Treadway and Rebecca meet one night in her father's bar. (Hardy owns half interest in the bar and moonlights a couple nights a week tending bar, simply because he enjoys it.) While the two are sitting there getting acquainted, a news story appears on the television noting that a seventeen-year-old African-American woman named Tanya Morgan has died. Either she has jumped, accidentally fallen or been pushed from overpass into traffic.

Treadway is stunned. The young woman is one of the girls for whom he is an advocate and he and Tanya had dinner together only hours before her death. The Beck insists that he call the police and offer whatever information he can. Naturally, he does. But when the police find inconsistencies in Treadway's story, they arrest him for murder and suddenly Rebecca Hardy finds herself defending him on the murder charge.

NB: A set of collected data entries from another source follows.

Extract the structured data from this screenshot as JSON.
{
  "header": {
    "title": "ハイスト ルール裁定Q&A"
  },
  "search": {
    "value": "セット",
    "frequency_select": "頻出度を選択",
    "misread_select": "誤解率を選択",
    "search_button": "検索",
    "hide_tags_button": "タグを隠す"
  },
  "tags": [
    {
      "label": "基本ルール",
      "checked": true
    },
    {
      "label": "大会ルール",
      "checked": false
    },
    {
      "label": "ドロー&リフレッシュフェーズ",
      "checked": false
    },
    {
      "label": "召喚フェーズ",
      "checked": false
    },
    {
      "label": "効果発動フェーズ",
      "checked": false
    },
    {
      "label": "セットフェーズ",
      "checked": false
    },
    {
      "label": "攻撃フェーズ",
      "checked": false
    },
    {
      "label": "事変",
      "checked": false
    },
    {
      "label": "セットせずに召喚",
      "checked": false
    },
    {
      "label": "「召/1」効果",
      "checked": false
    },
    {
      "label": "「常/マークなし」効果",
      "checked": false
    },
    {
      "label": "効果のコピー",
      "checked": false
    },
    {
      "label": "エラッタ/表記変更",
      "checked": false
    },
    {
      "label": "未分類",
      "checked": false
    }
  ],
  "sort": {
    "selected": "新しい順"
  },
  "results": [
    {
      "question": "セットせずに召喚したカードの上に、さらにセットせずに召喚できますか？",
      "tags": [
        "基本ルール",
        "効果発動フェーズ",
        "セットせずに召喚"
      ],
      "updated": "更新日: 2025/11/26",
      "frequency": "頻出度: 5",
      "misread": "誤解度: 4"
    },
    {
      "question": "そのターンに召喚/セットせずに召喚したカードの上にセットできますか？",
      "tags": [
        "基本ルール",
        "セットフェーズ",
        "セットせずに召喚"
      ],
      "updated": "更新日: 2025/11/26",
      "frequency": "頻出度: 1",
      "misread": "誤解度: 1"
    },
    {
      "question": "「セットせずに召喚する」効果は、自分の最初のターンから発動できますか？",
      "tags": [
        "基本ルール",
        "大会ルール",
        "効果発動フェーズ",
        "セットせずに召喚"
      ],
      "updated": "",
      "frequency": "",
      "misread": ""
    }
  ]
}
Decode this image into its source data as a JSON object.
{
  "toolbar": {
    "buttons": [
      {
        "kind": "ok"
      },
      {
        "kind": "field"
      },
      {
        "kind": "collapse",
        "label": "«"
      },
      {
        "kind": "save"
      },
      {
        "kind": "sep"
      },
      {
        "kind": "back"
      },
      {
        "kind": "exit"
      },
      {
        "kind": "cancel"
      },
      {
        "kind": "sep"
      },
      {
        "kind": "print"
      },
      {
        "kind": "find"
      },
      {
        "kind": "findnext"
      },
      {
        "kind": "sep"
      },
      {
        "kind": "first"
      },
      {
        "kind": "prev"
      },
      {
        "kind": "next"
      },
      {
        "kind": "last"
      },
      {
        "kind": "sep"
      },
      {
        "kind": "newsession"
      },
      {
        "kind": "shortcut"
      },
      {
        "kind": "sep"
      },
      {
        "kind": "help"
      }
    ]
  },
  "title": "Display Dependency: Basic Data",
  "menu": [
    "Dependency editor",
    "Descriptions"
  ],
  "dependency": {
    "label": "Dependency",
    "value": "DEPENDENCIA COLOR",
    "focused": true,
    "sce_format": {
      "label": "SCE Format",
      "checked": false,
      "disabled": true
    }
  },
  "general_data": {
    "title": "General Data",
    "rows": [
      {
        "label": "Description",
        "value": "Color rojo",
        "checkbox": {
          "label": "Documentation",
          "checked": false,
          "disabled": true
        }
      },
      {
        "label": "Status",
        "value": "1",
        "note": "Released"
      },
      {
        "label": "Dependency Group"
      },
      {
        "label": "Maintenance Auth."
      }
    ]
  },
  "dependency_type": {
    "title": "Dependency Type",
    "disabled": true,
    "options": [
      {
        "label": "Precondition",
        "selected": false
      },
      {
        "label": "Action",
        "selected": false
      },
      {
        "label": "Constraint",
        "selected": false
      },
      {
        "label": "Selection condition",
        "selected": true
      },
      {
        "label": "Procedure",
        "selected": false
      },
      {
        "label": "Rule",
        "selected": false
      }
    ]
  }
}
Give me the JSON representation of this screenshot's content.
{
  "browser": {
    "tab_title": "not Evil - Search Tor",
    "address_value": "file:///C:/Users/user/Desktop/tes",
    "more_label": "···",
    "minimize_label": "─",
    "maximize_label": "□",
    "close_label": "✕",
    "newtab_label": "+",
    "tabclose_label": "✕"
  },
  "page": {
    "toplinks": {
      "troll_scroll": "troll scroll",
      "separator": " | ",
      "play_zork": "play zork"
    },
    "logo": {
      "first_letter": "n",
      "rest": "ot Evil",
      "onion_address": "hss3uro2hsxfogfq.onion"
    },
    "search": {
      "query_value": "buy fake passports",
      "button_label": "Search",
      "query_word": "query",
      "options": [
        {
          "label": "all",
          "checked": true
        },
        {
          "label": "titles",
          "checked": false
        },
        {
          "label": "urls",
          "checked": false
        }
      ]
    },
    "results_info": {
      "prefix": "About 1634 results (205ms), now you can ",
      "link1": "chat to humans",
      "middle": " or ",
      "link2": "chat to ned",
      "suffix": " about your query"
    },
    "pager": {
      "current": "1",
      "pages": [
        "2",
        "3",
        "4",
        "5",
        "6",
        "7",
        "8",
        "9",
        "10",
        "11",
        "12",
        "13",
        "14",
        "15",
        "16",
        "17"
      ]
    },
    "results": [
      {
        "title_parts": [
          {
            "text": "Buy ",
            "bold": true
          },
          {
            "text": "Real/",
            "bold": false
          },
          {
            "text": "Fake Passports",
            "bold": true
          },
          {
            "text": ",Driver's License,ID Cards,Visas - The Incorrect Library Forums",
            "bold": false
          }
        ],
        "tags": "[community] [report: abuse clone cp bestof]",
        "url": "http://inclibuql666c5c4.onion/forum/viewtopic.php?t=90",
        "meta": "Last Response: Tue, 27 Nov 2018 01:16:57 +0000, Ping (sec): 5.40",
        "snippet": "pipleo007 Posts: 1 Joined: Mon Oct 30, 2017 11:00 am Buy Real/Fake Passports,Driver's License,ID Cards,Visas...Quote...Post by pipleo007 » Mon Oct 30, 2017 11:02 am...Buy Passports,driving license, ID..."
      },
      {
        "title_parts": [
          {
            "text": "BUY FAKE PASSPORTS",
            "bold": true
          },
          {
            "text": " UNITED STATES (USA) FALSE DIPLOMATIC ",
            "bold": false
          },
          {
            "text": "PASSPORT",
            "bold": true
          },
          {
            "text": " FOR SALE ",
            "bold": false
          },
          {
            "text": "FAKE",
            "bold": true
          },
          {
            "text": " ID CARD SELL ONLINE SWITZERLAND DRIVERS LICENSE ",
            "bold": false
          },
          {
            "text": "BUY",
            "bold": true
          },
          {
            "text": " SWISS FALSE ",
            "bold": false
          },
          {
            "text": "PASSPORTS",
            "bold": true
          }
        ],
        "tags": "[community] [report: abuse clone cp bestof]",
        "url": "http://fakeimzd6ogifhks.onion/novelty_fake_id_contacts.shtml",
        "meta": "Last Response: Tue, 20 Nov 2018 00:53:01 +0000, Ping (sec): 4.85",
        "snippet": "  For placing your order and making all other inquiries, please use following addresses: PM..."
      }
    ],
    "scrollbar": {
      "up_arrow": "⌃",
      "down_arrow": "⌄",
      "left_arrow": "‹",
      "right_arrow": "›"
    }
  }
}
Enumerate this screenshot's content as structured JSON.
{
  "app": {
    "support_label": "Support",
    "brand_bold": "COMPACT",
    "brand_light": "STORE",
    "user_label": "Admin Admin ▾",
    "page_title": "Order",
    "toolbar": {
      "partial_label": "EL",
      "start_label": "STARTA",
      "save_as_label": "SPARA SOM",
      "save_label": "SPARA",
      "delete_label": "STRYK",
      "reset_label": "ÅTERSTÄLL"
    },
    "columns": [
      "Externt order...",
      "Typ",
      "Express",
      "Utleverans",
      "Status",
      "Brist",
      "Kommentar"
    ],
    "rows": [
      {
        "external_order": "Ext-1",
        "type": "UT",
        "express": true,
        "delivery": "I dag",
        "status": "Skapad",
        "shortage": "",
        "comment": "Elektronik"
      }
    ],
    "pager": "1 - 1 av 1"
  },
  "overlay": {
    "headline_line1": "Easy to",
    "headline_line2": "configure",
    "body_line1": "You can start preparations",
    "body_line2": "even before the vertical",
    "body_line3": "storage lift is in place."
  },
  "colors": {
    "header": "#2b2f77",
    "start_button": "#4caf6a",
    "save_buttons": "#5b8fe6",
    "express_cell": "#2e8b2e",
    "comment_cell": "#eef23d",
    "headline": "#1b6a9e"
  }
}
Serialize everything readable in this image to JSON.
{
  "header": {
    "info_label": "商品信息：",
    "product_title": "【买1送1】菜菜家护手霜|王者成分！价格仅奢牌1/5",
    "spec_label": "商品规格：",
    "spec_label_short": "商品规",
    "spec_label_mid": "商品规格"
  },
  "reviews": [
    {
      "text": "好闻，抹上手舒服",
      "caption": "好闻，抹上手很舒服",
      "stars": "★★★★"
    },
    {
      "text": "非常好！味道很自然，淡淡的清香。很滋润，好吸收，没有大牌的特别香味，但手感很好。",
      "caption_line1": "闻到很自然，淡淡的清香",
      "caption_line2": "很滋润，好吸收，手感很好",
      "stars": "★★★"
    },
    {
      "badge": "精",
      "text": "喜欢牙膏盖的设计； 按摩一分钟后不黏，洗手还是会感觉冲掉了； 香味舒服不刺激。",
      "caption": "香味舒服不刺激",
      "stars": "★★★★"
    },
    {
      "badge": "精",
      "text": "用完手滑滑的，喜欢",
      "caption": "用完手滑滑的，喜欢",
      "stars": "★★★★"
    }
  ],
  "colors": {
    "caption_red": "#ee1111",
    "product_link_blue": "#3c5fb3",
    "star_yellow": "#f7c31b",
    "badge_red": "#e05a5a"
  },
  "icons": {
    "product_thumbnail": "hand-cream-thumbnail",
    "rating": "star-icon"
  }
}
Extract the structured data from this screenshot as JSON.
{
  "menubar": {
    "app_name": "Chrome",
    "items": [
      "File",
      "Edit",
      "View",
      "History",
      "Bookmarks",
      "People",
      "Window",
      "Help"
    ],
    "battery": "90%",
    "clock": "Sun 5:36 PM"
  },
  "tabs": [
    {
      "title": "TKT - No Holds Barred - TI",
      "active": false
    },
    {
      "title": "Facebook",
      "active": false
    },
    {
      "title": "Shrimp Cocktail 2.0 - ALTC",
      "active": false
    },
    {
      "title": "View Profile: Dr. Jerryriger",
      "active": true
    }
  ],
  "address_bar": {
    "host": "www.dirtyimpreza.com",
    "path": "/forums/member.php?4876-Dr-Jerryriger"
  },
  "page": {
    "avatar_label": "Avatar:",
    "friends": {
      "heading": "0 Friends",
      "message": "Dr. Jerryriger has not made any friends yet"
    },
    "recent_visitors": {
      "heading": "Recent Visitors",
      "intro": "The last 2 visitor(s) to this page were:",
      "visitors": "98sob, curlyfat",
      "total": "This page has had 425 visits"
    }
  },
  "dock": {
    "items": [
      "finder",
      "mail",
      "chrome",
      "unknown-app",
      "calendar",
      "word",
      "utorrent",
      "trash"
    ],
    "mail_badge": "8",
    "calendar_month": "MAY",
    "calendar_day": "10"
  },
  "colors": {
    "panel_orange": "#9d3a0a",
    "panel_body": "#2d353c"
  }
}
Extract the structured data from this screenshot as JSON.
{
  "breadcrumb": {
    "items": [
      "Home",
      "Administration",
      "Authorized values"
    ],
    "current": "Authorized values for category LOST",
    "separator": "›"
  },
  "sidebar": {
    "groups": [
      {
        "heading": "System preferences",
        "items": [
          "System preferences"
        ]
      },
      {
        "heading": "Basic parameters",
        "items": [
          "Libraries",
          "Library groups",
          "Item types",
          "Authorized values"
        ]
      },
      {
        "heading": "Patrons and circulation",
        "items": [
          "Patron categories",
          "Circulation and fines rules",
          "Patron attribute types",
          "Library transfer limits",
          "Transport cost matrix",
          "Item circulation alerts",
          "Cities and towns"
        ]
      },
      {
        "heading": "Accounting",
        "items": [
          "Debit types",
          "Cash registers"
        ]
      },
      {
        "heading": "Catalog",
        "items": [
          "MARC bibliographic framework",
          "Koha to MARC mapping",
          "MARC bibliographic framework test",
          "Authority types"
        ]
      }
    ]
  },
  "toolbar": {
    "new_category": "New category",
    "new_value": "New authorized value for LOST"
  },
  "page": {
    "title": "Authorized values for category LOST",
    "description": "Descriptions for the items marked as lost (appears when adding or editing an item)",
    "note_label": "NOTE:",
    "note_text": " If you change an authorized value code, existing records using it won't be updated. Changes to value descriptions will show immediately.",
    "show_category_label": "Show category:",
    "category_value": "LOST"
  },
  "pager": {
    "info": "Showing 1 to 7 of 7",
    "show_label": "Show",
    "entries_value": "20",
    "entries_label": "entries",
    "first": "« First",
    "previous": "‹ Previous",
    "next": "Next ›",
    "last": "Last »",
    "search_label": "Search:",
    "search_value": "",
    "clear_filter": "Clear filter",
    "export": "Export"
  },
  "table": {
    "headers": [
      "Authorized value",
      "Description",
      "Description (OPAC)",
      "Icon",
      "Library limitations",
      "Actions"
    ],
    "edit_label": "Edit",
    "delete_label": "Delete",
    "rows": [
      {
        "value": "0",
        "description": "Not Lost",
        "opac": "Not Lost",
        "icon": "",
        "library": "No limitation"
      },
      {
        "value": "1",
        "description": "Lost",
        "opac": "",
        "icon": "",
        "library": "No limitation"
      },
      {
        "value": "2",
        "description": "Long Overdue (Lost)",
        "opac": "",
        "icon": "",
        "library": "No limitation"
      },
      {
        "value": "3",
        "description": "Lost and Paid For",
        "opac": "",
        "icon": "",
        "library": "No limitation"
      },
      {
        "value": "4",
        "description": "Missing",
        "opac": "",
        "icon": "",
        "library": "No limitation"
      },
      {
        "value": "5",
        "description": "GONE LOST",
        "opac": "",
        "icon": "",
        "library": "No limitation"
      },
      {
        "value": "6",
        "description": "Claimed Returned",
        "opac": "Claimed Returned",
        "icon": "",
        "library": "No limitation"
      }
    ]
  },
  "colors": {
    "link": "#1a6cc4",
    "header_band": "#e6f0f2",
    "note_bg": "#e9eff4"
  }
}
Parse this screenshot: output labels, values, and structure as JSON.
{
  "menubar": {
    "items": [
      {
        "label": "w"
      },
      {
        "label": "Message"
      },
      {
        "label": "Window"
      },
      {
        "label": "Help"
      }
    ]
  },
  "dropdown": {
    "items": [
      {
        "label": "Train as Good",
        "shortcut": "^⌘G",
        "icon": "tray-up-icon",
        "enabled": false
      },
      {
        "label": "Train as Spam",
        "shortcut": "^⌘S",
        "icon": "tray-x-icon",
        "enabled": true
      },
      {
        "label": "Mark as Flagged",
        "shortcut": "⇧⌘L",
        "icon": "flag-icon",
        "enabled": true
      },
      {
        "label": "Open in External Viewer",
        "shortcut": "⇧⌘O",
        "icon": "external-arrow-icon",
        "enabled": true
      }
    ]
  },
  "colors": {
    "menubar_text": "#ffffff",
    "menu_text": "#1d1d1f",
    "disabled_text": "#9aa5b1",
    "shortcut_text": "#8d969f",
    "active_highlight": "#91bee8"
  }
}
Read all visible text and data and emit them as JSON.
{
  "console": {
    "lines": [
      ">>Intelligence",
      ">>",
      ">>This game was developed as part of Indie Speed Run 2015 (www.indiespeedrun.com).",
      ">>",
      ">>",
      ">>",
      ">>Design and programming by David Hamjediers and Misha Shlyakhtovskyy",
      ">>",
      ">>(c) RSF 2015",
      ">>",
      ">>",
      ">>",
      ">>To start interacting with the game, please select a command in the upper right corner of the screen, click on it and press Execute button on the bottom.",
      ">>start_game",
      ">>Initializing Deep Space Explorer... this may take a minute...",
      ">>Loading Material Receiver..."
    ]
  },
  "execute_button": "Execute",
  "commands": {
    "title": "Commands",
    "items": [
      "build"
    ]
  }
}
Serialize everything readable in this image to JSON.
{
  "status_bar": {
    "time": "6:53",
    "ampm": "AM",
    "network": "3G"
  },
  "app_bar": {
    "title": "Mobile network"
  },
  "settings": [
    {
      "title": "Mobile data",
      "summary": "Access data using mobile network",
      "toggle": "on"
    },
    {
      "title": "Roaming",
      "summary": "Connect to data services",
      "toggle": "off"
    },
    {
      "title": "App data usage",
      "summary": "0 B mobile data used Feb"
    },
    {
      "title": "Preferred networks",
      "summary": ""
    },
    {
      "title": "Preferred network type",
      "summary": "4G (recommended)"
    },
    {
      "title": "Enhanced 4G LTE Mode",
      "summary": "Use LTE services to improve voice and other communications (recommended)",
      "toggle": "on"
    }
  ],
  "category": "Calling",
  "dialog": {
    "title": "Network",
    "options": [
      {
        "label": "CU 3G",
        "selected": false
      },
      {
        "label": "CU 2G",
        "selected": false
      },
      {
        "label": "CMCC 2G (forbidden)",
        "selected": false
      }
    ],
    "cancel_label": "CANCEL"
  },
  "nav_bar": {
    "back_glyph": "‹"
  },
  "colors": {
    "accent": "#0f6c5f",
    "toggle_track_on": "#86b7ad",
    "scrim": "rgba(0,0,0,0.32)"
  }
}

It's the first homicide case she's ever handled and, as nervous as she naturally is, her father is even more nervous for her. John Lescroart is famous for writing great courtroom scenes and this case is no exception. A picky reviewer might point out that no law firm worth its salt would probably ever allow a fresh young attorney like The Beck to handle his or her own murder trial alone, but the fact that she's allowed to do so heightens the tension. (The alleged reason is that Treadway can't afford to pay to have Dismas Hardy sitting as second chair.) As usual in these books, there are a lot of political machinations going on in the background and there's a fair amount of wry humor.

It's a great read, and one that will appeal to virtually anyone who enjoys a well-drafted legal thriller. And while it's nice to see The Beck get her moment in the sun, I do hope that in the next installment her father will have the opportunity to be back in court.